Mario Gómez

Personal information
- Full name: Mario Gómez Atanet
- Date of birth: 7 February 1981 (age 45)
- Place of birth: Madrid, Spain
- Height: 1.76 m (5 ft 9+1⁄2 in)
- Position: Right-back

Youth career
- Rayo Vallecano

Senior career*
- Years: Team / Apps / (Gls)
- 2000–2001: Rayo Vallecano B
- 2001–2005: Rayo Vallecano / 84 / (0)
- 2001–2002: → Alcalá (loan) / 25 / (0)
- 2005–2007: Elche / 33 / (0)
- 2007–2009: Córdoba / 24 / (0)
- 2009–2010: Alcorcón / 11 / (0)
- 2011: Zamora / 6 / (0)
- 2012–2013: Juventud URJC
- 2013–2015: Alcobendas Sport / 55 / (1)
- Total:  / 238 / (1)

International career
- 1997: Spain U16 / 2 / (1)

= Mario Gómez (footballer, born February 1981) =

Spanish footballer

Mario Gómez Atanet (born 7 February 1981) is a Spanish former professional footballer who played as a right-back.

==Club career==
In his first professional seasons, Madrid-born Gómez was first choice for hometown club Rayo Vallecano, which dropped from La Liga to Segunda División B in just two years. He resumed his career in the Segunda División, but could only play second-fiddle at both Elche CF and Córdoba CF.

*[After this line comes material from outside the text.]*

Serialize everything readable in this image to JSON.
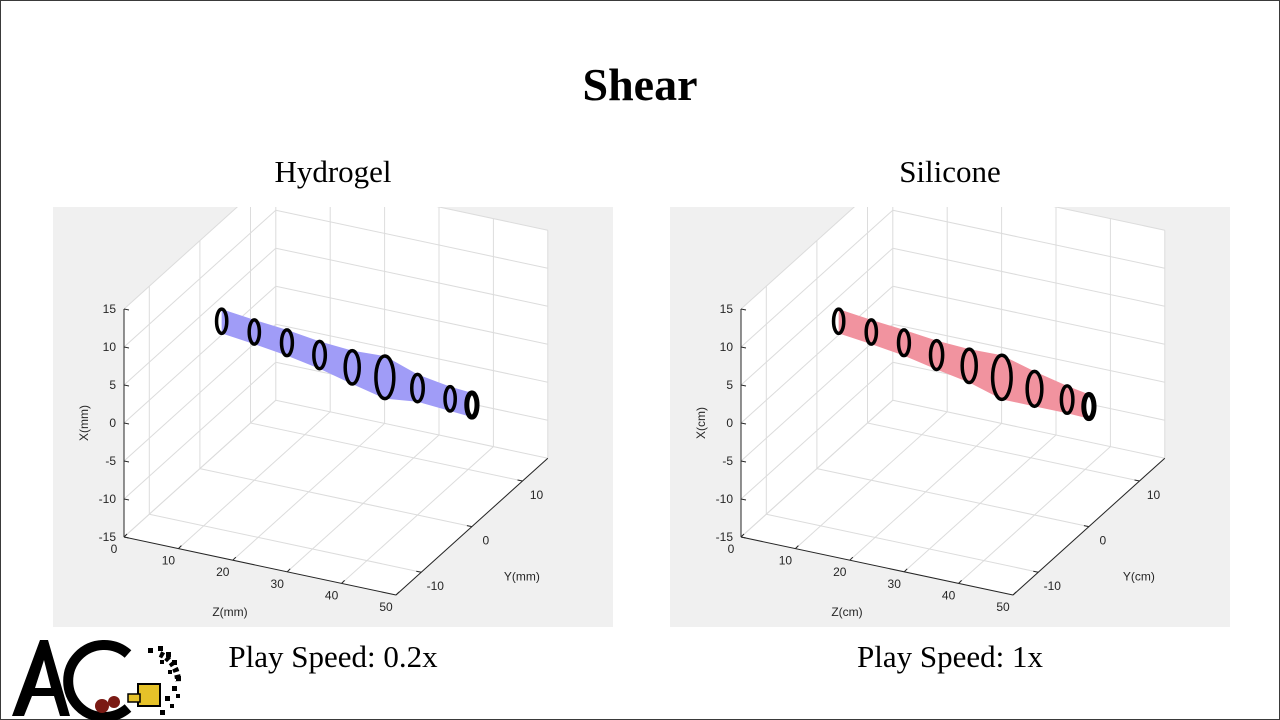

In the summer of 2009, Gómez returned to the third division by signing with another side from the Spanish capital, AD Alcorcón, and appeared sparingly as they promoted to the second tier for the first time ever, being subsequently released. Until the end of his career, he competed exclusively in lower league or amateur football.